O que é relativamente inédito, em Lisboa, é que
o poder económico de uma facção da classe média urbana nacional seja suplantado
pelo poder económico de uma classe média urbana internacional na disputa pelo
acesso aos mesmos locais, produtos e vivências. A emergência, não obstante quão
limitada, das indústrias criativas — design, arquitectura, indústrias audiovisuais, etc. — criou uma classe média “cosmopolita” cujos consumos passam por uma valorização do “autêntico”, do
“boémio” e do “local”. Não obstante ser em Portugal uma classe profissional
relativamente diminuta a sua proficiência mediática fez com que rapidamente
alcançasse uma relativa hegemonia dentro da paisagem cultural, mas ainda assim
nunca conseguiu reunir suficiente poder de compra para cristalizar a sua
posição na economia da cidade: os seus parcos números foram ainda mais
delapidados pela emigração (que ocorreu não apenas por necessidade económica) e
as ditas indústrias nunca chegaram a ter a preponderância económica que têm
noutros pólos urbanos.
O inesperado aumento do turismo em Portugal
deriva, em grande parte, da diminuição do turismo nos vários países Árabes — Egipto, Tunísia, Marrocos . Deriva também de Lisboa se
prestar a um turismo moderno, influenciado por essa recente valorização do “autêntico” que despreza a homogeneização urbana, ainda que se torne um dos seus
principais agentes. Paralelamente, este aumento sucede durante uma época de
aplicação de medidas de austeridade onde o poder económico da classe média e
dos pequenos proprietários cai a pique. Isto reflecte-se não apenas no preço do
imobiliário, mas também na fiabilidade dos pagamentos dos arrendatários. Neste cenário
torna-se apenas óbvio que os agentes económicos procurem rentabilizar os seus
recursos. Este processo é transversal. O comércio orientar-se-á para os
públicos-alvo com mais capacidade económica, os pequenos proprietários
preferirão alugar a suas casas a turistas e mesmo os arrendatários poderão
alugar quartos da sua casa, retirando mais dinheiro dessa renda do que do seu
trabalho. As transformações são tão mais evidentes porque implicam a totalidade
do tecido social, não apenas os grandes agentes económicos ou os decisores
políticos. Na boca de Catarina Portas a questão torna-se evidente no que tem de
ridícula: a lojista é, geracional e culturalmente, de modo impar, o exemplo
desta Lisboa proto-hipster que triunfou através de uma exploração do
“autêntico” e que agora vê o seu lugar contestado na hierarquia da cidade.

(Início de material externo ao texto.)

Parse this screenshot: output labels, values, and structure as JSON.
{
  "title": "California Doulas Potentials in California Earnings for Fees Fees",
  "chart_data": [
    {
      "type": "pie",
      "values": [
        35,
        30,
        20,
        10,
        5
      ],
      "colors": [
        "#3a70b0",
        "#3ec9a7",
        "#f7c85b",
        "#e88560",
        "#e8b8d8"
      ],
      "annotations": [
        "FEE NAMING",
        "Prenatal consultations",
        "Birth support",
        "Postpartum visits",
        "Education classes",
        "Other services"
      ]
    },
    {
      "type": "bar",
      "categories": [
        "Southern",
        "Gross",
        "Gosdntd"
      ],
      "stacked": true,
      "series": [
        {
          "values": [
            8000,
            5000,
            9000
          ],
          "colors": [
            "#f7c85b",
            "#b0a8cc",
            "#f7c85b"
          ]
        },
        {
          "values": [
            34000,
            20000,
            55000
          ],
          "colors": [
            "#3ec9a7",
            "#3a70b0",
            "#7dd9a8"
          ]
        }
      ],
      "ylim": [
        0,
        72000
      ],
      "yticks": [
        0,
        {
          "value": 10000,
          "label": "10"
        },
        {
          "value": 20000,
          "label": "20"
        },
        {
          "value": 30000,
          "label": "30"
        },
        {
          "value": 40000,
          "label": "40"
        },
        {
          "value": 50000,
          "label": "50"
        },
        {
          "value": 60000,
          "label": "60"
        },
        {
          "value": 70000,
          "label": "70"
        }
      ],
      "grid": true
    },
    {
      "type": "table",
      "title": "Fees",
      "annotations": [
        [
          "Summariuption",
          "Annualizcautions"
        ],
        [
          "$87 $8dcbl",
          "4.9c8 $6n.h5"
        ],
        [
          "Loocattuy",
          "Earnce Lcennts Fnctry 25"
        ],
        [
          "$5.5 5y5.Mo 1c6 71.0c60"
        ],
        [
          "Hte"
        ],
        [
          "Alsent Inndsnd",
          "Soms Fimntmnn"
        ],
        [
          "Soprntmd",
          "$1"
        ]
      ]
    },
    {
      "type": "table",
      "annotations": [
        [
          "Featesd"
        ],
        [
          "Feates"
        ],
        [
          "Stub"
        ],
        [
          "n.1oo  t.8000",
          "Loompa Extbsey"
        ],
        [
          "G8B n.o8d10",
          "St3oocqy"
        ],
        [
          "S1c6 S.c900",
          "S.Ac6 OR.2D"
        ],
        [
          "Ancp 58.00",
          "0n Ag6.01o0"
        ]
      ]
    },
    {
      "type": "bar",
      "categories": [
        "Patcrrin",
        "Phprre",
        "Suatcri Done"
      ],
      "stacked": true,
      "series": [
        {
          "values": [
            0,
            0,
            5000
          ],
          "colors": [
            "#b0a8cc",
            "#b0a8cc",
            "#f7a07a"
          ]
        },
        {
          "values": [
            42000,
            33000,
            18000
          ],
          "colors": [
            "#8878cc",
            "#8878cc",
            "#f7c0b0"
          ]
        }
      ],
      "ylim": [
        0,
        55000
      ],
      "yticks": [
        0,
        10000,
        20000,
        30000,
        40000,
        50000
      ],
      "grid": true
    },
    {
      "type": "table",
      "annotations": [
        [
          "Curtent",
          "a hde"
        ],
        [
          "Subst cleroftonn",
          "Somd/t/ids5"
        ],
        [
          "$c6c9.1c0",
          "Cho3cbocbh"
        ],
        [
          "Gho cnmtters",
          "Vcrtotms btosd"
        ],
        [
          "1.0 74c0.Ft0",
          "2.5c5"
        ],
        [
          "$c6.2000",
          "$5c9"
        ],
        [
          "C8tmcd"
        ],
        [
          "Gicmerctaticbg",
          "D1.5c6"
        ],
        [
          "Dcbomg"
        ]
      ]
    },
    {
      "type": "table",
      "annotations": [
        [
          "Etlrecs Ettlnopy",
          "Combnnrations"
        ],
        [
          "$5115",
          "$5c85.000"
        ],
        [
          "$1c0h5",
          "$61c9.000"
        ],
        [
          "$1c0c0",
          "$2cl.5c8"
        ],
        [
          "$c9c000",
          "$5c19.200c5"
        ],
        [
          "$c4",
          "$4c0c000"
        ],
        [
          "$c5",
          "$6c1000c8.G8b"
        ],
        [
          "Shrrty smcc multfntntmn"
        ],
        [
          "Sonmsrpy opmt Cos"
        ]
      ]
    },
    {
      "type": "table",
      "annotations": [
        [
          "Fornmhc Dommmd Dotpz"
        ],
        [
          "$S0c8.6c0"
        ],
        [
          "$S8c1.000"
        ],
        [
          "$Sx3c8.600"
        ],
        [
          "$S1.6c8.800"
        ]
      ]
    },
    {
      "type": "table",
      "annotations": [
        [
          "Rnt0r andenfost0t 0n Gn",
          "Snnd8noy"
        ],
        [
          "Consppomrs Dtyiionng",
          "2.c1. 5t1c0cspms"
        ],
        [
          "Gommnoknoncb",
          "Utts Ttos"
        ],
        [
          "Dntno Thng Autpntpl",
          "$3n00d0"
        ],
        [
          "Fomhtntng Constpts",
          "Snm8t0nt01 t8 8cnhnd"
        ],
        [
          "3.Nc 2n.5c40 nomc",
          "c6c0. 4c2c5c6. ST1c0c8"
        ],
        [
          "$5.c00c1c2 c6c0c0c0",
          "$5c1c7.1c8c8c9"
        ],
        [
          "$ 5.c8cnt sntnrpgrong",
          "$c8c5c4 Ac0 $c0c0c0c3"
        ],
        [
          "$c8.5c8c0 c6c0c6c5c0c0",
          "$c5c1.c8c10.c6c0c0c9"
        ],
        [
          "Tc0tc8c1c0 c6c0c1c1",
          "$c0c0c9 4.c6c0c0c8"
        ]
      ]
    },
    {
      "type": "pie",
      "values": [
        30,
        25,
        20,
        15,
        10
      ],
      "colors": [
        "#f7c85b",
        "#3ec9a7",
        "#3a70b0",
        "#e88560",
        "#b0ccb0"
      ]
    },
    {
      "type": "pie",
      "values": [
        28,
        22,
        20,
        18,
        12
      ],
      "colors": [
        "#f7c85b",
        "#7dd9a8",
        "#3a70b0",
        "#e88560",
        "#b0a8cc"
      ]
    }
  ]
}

Portas não lamenta a decadência da cidade mas sim a decadência da sua classe na
hierarquia urbana, já que esta perde o seu lugar decisório no organigrama da
cidade. Quem é este “nós” espoliado que emerge enquanto patronal dos flâneurs
e que se reclama de legitimidade representativa dos interesses da polis? Não
será certamente o da grande maioria dos habitantes da cidade, que para lá de
não fazer a mínima ideia de quem é Catarina Portas (ou o que vende a sua loja)
também não passará no Chiado mais do que uma vez por ano e tem preocupações bem
mais centrais do que a abertura de um McDonalds numa zona da cidade que de modo
explícito está reservada a consumos que nunca foram os seus.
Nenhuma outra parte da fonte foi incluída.